The Algorithm of Presence
When learning is no longer data, it's attention. In a world of infinite content, the scarce resource isn't information — it's presence.
TL;DR
In a world of infinite content, the scarce resource isn’t information — it’s presence. The capacity to be fully attentive to what you’re learning, rather than skimming the surface of everything. Deep reading, deep thinking, and deep processing are becoming competitive advantages precisely because they’re becoming rare. The PKM paradox: more captured doesn’t mean more learned.
The Infinite Content Problem
We have access to more knowledge than any civilization in history. Every book ever written is a search away. Every research paper, every lecture, every expert opinion — available, instantly, free.
And yet. When was the last time you read something that genuinely changed how you think? Not informed you. Not updated you. Changed you.
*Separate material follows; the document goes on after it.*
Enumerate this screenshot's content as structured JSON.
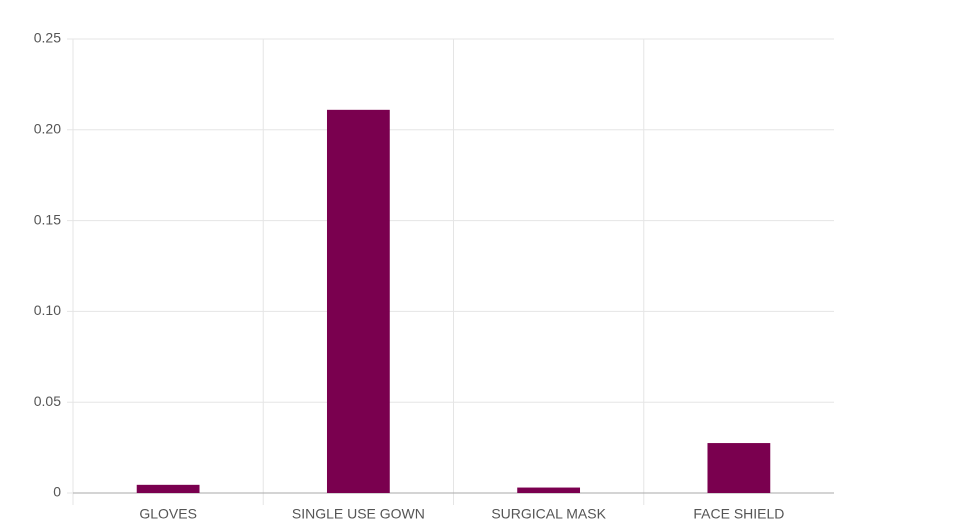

For most knowledge workers, the honest answer is: it’s been a while. Not because good content doesn’t exist. But because the mode of engagement has shifted from presence to consumption.
Consumption vs. Presence
Consumption is horizontal. You move across the surface of many topics. You read headlines, scan abstracts, bookmark articles “for later” (which means never). You feel informed — you know about many things. But the knowledge is thin, disconnected, and forgettable.
Presence is vertical. You go deep into one thing. You read the entire argument, sit with the discomfort when it challenges your assumptions, and take the time to connect it with what you already know. The knowledge is thick, connected, and transformative.
The ratio of consumption to presence in most knowledge workers’ lives has shifted dramatically toward consumption over the past decade. Not because people are lazier. Because the environment rewards consumption: more inputs, more signals, more “staying current.”
The PKM Paradox
I work extensively with Personal Knowledge Management (PKM) — systems for capturing, processing, retrieving, and creating with knowledge. And I’ve observed a consistent paradox:
The people who capture the most learn the least.
Their Obsidian vaults have thousands of notes. Their Readwise highlights number in the tens of thousands. Their bookmark collections are enormous. But when you ask them to articulate a novel insight from their last month of reading, they struggle.
This is the PKM Paradox: capturing knowledge creates the illusion of learning without the reality of processing. The system grows, but the understanding doesn’t.
The fix isn’t capturing less. It’s processing more. And processing requires something that no tool can provide: presence.
Deep Reading as Competitive Advantage
Here’s a contrarian claim: in 2026, the ability to read a 300-page book from cover to cover — slowly, with attention, taking notes, making connections — is a genuine competitive advantage.
Not because the information in books is better than what’s online (sometimes it is, sometimes it isn’t). But because the mode of engagement that book reading requires — sustained attention, sequential argument following, delayed gratification — exercises cognitive muscles that shallow consumption actively atrophies.
Leaders who read deeply think more clearly. Not because of what they read, but because of how they read. The practice of sustained attention transfers to decision-making, strategic thinking, and creative problem-solving.
What This Means For AI
AI can generate summaries, extract insights, and surface connections. It’s tempting to outsource the processing step to AI: “just give me the key takeaways.”
But this misses the point. The value of processing isn’t in the output — it’s in the cognitive transformation that happens during processing. When you struggle with a difficult text, your thinking changes. When AI gives you the summary, your thinking stays the same.
The right role for AI in knowledge work isn’t to replace presence — it’s to protect it. AI should handle the logistical overhead of knowledge management (filing, tagging, suggesting connections) so that you can spend more time in the mode that actually creates understanding: present, attentive, deep engagement.
Key Takeaways
- In a world of infinite content, presence — not information — is the scarce resource
- Consumption (horizontal, surface) vs. presence (vertical, deep): the ratio has shifted dangerously
- The PKM Paradox: capturing more doesn’t mean learning more
- Deep reading is a competitive advantage because it exercises cognitive muscles
- AI should protect presence, not replace it: handle logistics, preserve depth
- The question isn’t “how much do you know?” but “how deeply do you know it?”